Arbeitgeber müssen bei der Anhörung im Vorfeld einer Verdachtskündigung nicht ausdrücklich klarstellen, dass sie den Arbeitnehmer verdächtigen
BAG, Urteil vom 25.04.2018, 2 AZR 611/17
Arbeitgeber sind bei der Anhörung des Arbeitnehmers nicht verpflichtet, das Thema des Gesprächs vorab mitzuteilen. Dies gilt ebenfalls bei der Anhörung eines Auszubildenden.
Der Fall:
Die Klägerin, langjährige Sparkassenangestellte (Kassiererin), bestellte am 27.05.2015 im Namen ihres Arbeitgebers bei der Bundesbank 115.000 € Bargeld in 50-€-Scheinen. Als das Geld am Folgetag von zwei Geldboten einer Wachschutzfirma geliefert wurde, nahm die Kassiererin den mit einer Plombe versiegelten Geldbehälter in Empfang. Kurz darauf öffnete sie ihn allein und damit unter Verstoß gegen eine Dienstanweisung (Vier-Augen-Prinzip). Erst 20 Minuten später rief sie einen Kollegen herbei und teilte ihm mit, sie habe in dem Geldkoffer kein Geld, sondern Babynahrung und Waschmittel vorgefunden.

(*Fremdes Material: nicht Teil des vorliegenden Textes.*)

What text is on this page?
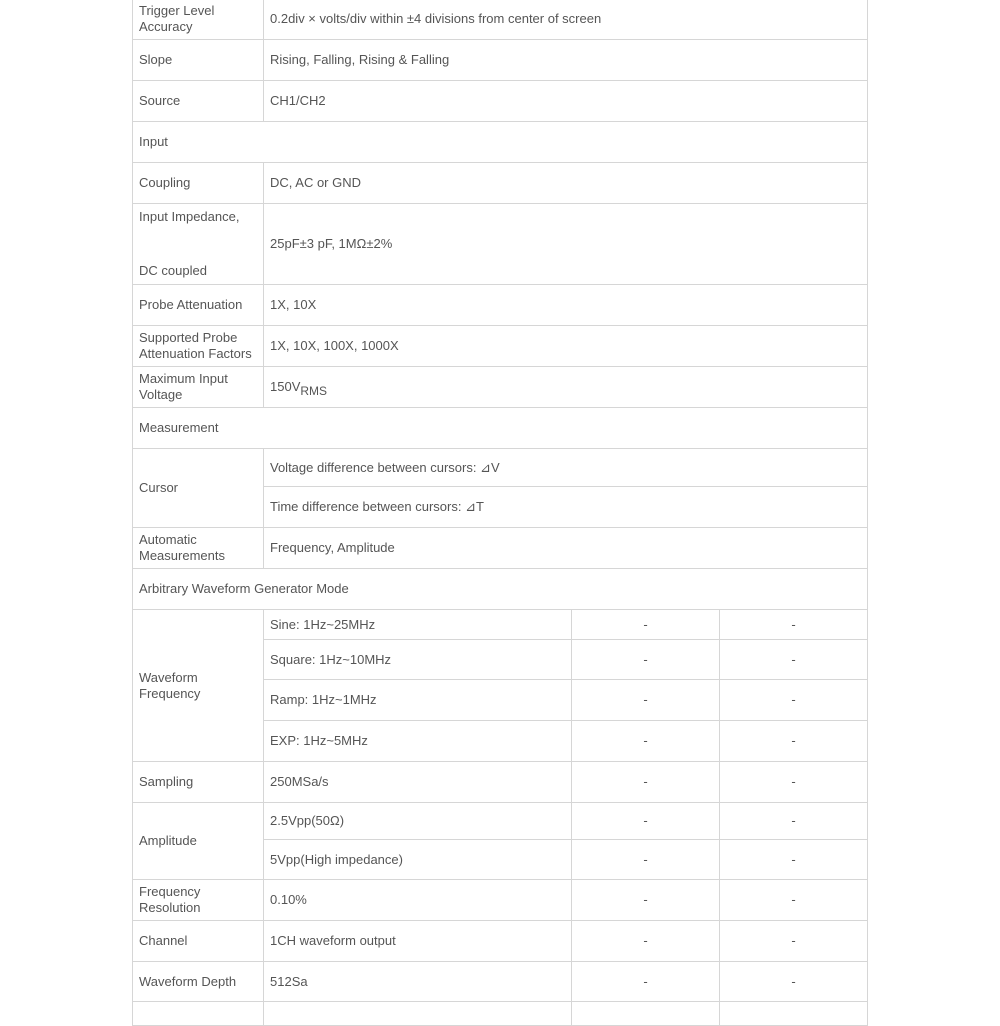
Trigger Level Accuracy	0.2div × volts/div within ±4 divisions from center of screen		
Slope	Rising, Falling, Rising & Falling		
Source	CH1/CH2		
Input			
Coupling	DC, AC or GND		

Input Impedance,
DC coupled	25pF±3 pF, 1MΩ±2%		
Probe Attenuation	1X, 10X		
Supported Probe Attenuation Factors	1X, 10X, 100X, 1000X		
Maximum Input Voltage	150VRMS		
Measurement			
Cursor	Voltage difference between cursors: ⊿V		
	Time difference between cursors: ⊿T		
Automatic Measurements	Frequency, Amplitude		
Arbitrary Waveform Generator Mode			
Waveform Frequency	Sine: 1Hz~25MHz	-	-
	Square: 1Hz~10MHz	-	-
	Ramp: 1Hz~1MHz	-	-
	EXP: 1Hz~5MHz	-	-
Sampling	250MSa/s	-	-
Amplitude	2.5Vpp(50Ω)	-	-
	5Vpp(High impedance)	-	-
Frequency Resolution	0.10%	-	-
Channel	1CH waveform output	-	-
Waveform Depth	512Sa	-	-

Nach erstelltem Bericht der Internen Revision hörte die Beklagte die Klägerin Anfang April 2016 an. Laut Angaben der Klägerin hatte die Beklagte ihr nicht klar gesagt, dass man sie der Unterschlagung von 115.000 € verdächtigte. Nach Anhörung des Personalrats kündigte die Beklagte außerordentlich fristlos sowie hilfsweise mit einer Auslauffrist zum 31.12.2016.
Die Entscheidung:
Bei der Anhörung vor einer späteren Verdachtskündigung muss der Arbeitgeber weder bereits einen (dringenden) Verdacht gegen den Arbeitnehmer hegen, noch dem Arbeitnehmer einen solchen Verdacht im Rahmen der Anhörung ausdrücklich mitteilen. Für eine korrekte Anhörung kommt es laut BAG allein darauf an, dass der Arbeitnehmer erkennen kann, welchen Sachverhalt der Arbeitgeber aufklären möchte, dass der Arbeitgeber jedenfalls auch eine Verantwortung des Arbeitnehmers in Betracht zieht und dass er dem Arbeitnehmer Gelegenheit geben will, zu den aufklärungsbedürftigen Geschehnissen und Verdachtsmomenten Stellung zu nehmen. Ob der Arbeitgeber solche Aufklärungsabsichten verfolgt und welche genau, und ob er (auch) den Arbeitnehmer in Verdacht hat, muss nicht ausdrücklich gesagt werden, sondern kann sich aus den Umständen der Anhörung ergeben.